Наскоро одевшись, я выскочил на палубу. От открывшегося мне зрелища защемило сердце. По берегу бил линкор типа «Севастополь». Были отчетливо видны яркие вспышки полных бортовых залпов. В районе железнодорожного вокзала вздымались исполинские разрывы. Похоже, красные все же научились делать приличные фугасные снаряды для двенадцатидюймовок, не то что в наше время с восемью фунтами пироксилина – считай что болванки.

Снаряды рвались и там, где у румын были береговые батареи, только туда явно били калибры поменьше. Бросив взгляд на северо-запад, я присвистнул от удивления. Там, подсвечивая снизу облака, полыхало яркое зарево, охватывающее два-три румба по горизонту. Похоже, судный день был не только у Констанцы. Это горели нефтяные поля Плоешти с Бухарестом в придачу. Значит, отметился не только большевистский флот, но и авиация. Румыны, наверное, уже не рады, что ввязались в эту войну.

В рубке трясущийся от нервного тика капитан Благоев передал мне наушники. Пропустив конец турецкого текста, я дождался передачи на русском языке:

– Всем судам нейтральных стран. Говорит народный комиссар военно-морского флота СССР. Просьба покинуть гавань Констанцы и выйти на внешний рейд. После краткого досмотра на предмет наличия военной контрабанды и подданных государств, находящихся в состоянии войны с СССР, вам будет обеспечено безопасное возвращение в порт приписки. После восьми часов ноля минут по московскому времени порт Констанца и оставшиеся в нем суда будут полностью уничтожены. Повторяю, всем судам нейтральных стран выйти на внешний рейд и лечь в дрейф для приема досмотровой партии… – Дальше радио заговорило по-английски: – To all neutral ships… – и я снял наушники с головы.

Я повернулся к Благоеву.

– Господин капитан, официально заявляю, что нам предложено покинуть гавань и лечь в дрейф на внешнем рейде для проведения досмотра. Отказ от этих действий равносилен уничтожению. И кроме того, никакой нефти мы тут не дождемся, а дождемся только того, что нас поджарят, как кебаб. Так что запускаем машину, поднимаем якорь и резво уносим отсюда ноги. Вот смотрите, турки уже все поняли, – я показал на стоящий по соседству танкер под турецким флагом. Там зажгли полное освещение, показывая себя и свой государственный флаг. Кроме того, суета матросов на палубе не оставляла никаких сомнений – танкер готовится к экстренному выходу в море.

С берега по туркам открыла огонь артиллерийская батарея, скорее всего одна из немецких 75-миллиметровых, которые недавно стали прибывать на побережье из Франции и Германии для усиления противодесантной обороны после катастрофы 11-й армии под Севастополем. Похоже, Гитлер снял свой шикарный китель, чтобы прикрыть голый зад. Но получилось у него плохо.

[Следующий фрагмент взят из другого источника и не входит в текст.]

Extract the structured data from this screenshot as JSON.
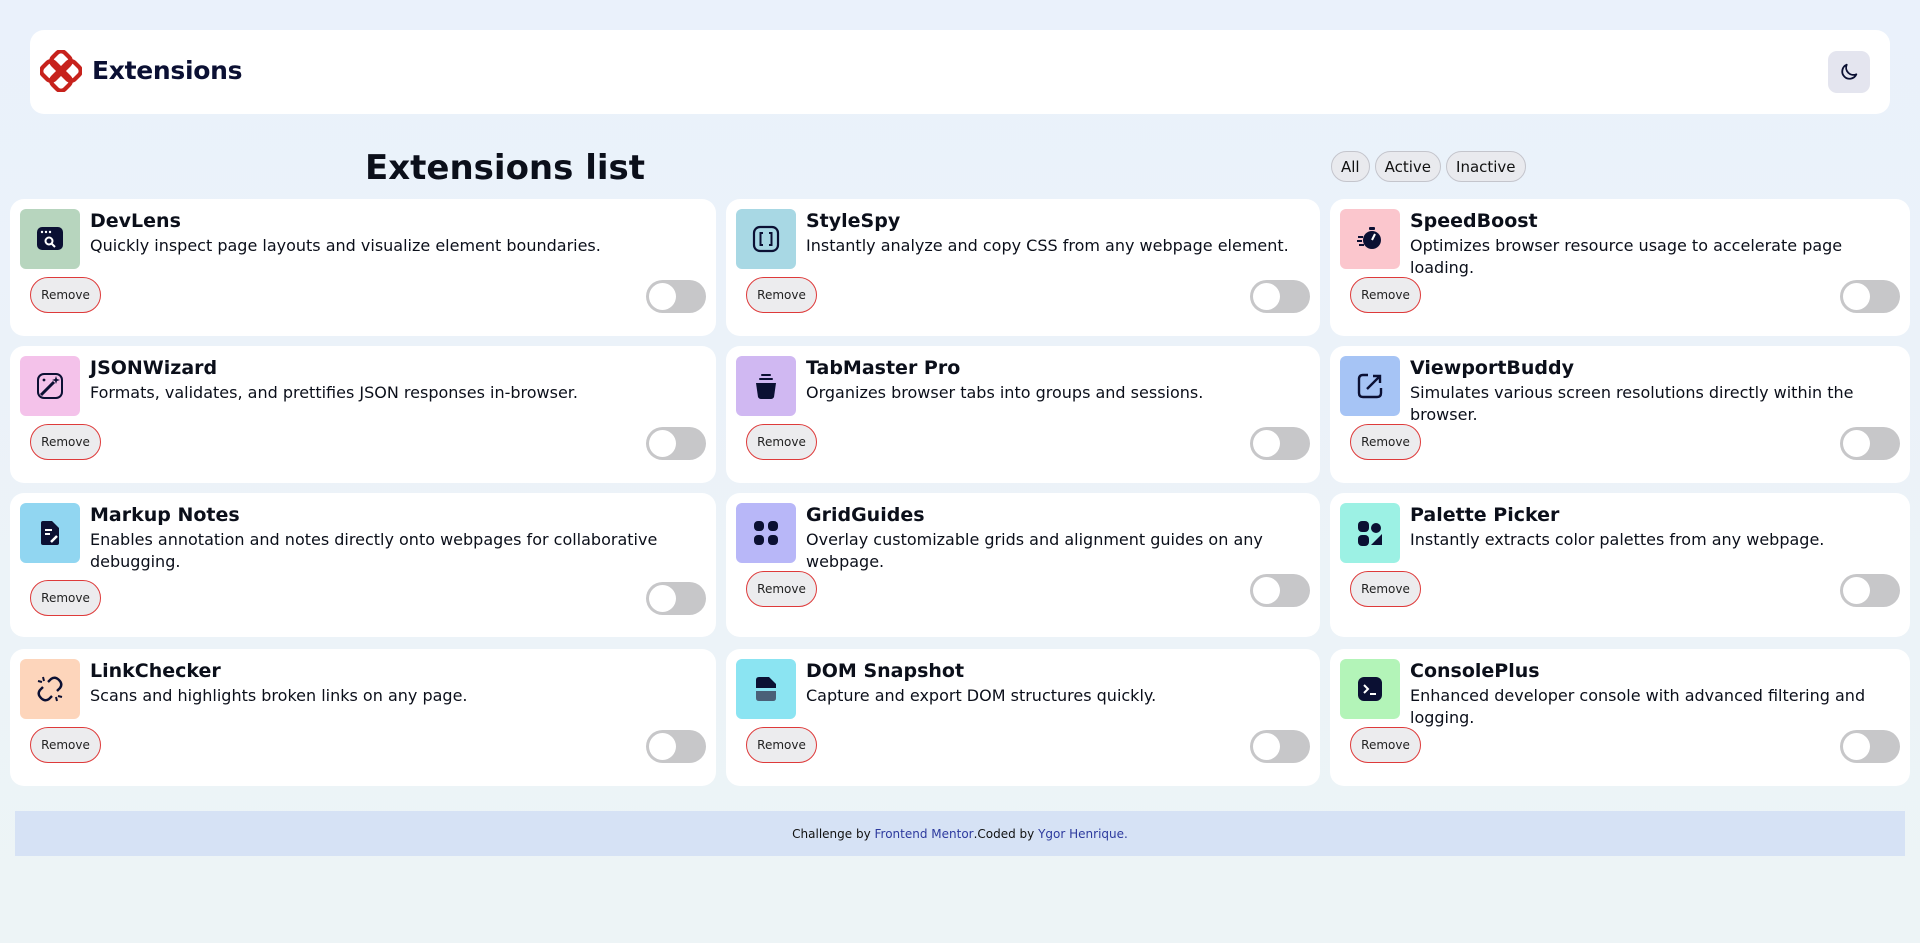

В ответ на беспорядочные немецкие выстрелы с берега в море засверкали яркие вспышки. Создалось впечатление, что короткими очередями били несколько пулеметов, причем не менее чем пятидюймового калибра.

На позиции немецких артиллеристов, проявивших столь ненужную и неумную храбрость, обрушилась лавина снарядов. После того огненного катка на позициях наверняка не осталось ничего живого. Было видно, как на турецком танкере матросы подпрыгивают, словно обезьяны, и грозят кулаками в сторону берега. Хотя больше никто по ним и не стрелял. Если там еще и оставалась неподавленная полевая артиллерия, то румынские и немецкие командиры поняли столь тонкий намек и больше никак себя не проявляли.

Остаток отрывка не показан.